Wir gehen das Thema als eine Querschnittaufgabe für die gesamte Politik an. Ich sage aber auch, im Kern ist die Bekämpfung von Rassismus und Antisemitismus eine Frage für Kultur und Bildung, national wie international.

Deswegen haben wir im vergangenen Jahr das Europäische Netzwerk für den Kampf gegen Antisemitismus durch Bildung, kurz ENCATE, gegründet.

Ich freue mich, dass Sie sich heute wieder treffen und wünsche Ihnen einen fruchtbaren Austausch!

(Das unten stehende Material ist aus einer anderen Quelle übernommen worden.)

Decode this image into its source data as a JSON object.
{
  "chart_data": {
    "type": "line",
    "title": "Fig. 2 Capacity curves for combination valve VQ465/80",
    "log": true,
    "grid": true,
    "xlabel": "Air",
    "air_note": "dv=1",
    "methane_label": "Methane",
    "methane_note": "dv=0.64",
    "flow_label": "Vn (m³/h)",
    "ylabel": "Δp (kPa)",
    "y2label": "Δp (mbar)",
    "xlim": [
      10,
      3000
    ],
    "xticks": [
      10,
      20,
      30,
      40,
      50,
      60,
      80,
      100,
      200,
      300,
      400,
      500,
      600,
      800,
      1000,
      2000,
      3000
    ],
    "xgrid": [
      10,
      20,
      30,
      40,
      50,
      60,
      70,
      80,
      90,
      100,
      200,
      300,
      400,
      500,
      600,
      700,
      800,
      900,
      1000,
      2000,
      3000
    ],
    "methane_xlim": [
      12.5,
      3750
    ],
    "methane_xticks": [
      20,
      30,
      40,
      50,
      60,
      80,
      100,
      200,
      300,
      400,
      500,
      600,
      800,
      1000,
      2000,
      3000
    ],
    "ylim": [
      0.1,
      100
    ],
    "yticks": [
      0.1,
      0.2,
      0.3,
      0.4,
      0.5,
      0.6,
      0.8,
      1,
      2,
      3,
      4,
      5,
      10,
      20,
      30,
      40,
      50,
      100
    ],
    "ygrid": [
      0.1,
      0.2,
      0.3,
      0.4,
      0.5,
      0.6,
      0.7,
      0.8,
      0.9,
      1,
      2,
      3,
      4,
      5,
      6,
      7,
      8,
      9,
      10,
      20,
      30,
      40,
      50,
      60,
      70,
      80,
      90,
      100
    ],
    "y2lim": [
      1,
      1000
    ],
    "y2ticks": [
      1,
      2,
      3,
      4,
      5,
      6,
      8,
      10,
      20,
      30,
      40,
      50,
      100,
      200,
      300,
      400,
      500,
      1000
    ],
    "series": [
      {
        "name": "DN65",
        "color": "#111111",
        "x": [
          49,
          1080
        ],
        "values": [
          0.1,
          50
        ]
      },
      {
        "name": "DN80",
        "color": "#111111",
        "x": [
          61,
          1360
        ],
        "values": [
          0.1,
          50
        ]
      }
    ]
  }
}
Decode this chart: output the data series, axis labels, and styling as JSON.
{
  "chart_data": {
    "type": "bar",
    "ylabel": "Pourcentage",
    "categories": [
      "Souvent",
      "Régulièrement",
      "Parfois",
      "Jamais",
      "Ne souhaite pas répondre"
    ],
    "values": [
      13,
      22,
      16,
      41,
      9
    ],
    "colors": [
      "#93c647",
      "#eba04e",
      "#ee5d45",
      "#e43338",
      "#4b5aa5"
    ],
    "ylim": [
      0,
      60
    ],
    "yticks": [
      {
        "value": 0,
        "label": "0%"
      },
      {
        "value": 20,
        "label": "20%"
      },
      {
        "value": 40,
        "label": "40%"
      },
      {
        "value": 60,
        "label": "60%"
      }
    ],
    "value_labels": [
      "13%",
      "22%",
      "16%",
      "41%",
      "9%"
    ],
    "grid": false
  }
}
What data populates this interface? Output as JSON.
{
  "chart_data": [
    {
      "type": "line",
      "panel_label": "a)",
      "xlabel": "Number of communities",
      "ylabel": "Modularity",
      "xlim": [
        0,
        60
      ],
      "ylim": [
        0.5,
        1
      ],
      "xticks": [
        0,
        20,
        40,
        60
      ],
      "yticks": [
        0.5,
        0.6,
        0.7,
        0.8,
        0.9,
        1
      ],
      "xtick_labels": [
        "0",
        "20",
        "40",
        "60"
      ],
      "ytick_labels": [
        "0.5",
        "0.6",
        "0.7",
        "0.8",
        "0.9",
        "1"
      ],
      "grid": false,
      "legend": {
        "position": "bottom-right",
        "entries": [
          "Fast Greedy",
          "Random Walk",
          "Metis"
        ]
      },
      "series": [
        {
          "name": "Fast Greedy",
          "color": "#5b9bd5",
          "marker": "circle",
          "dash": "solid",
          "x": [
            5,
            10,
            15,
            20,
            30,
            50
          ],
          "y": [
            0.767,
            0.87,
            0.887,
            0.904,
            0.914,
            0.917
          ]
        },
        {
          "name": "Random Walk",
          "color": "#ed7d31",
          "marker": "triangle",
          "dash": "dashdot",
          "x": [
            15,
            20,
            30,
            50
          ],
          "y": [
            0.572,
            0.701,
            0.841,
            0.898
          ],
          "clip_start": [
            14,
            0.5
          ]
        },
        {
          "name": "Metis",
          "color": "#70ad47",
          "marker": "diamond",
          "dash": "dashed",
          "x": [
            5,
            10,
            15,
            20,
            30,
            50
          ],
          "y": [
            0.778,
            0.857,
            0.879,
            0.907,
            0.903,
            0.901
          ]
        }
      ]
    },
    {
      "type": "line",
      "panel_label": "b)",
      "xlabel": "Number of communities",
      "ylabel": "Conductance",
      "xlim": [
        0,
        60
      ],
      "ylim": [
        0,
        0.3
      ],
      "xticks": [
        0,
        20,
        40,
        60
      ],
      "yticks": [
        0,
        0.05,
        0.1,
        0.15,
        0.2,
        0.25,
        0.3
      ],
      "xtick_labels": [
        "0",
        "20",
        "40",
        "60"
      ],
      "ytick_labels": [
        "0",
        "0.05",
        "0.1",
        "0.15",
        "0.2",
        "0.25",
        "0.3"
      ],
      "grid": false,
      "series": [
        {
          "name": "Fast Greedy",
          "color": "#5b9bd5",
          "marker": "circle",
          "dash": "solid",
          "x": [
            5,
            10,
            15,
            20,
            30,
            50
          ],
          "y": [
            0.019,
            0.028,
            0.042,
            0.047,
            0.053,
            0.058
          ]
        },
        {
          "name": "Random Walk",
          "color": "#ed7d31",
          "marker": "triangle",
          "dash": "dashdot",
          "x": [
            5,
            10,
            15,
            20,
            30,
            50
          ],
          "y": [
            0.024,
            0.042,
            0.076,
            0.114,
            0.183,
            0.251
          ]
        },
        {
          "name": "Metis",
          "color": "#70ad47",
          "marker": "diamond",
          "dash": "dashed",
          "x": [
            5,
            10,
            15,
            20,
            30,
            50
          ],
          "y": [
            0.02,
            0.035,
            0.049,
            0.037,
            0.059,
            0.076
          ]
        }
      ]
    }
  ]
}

Und auch wir arbeiten mit unseren europäischen Partnern daran, den Kampf gegen Antisemitismus zu einer Querschnittsaufgabe in der gesamten Europäischen Union zu machen.

Vor einigen Wochen haben wir die europäische Antisemitismusbeauftragte und Vertreter von Ministerien, Polizei und Justiz aus der gesamten EU zusammengebracht, um unsere Instrumente und Strategien im Kampf gegen Antisemitismus besser abzustimmen.

Am Ende unserer EU-Ratspräsidentschaft wollen wir gemeinsam mit der EU-Kommission ein Handbuch zur Annahme und Anwendung der Antisemitismus-Definition der Internationalen Allianz für Holocaust-Gedenken veröffentlichen.

Um deutlich zu machen, dass Antisemitismus nirgendwo in Europa akzeptabel ist. Und unser Vorgehen dagegen auf eine gemeinsame Basis zu stellen.

Meine Damen und Herren, das allein reicht aber nicht aus. Wir brauchen eine starke Zivilgesellschaft, die Kindern und Jugendlichen vorlebt, was es heißt, Zivilcourage zu zeigen und Jüdinnen und Juden beizustehen.

Wir brauchen eine starke Zivilgesellschaft, die laut „Nein“ sagt, wenn Menschen antisemitisch beleidigt oder angegriffen werden – egal, ob es um Igor Levit oder den Kippa tragenden Nachbarn geht.

Eine starke Zivilgesellschaft, die sich europaweit vernetzt, um Erfahrungen auszutauschen und voneinander zu lernen.

Kurz gesagt: Wir brauchen mehr Initiativen wie Ihre und mehr Menschen wie Sie.

Und deshalb vielen Dank für Ihr Engagement! Und viel Kraft und Erfolg bei Ihrer so wichtigen Arbeit!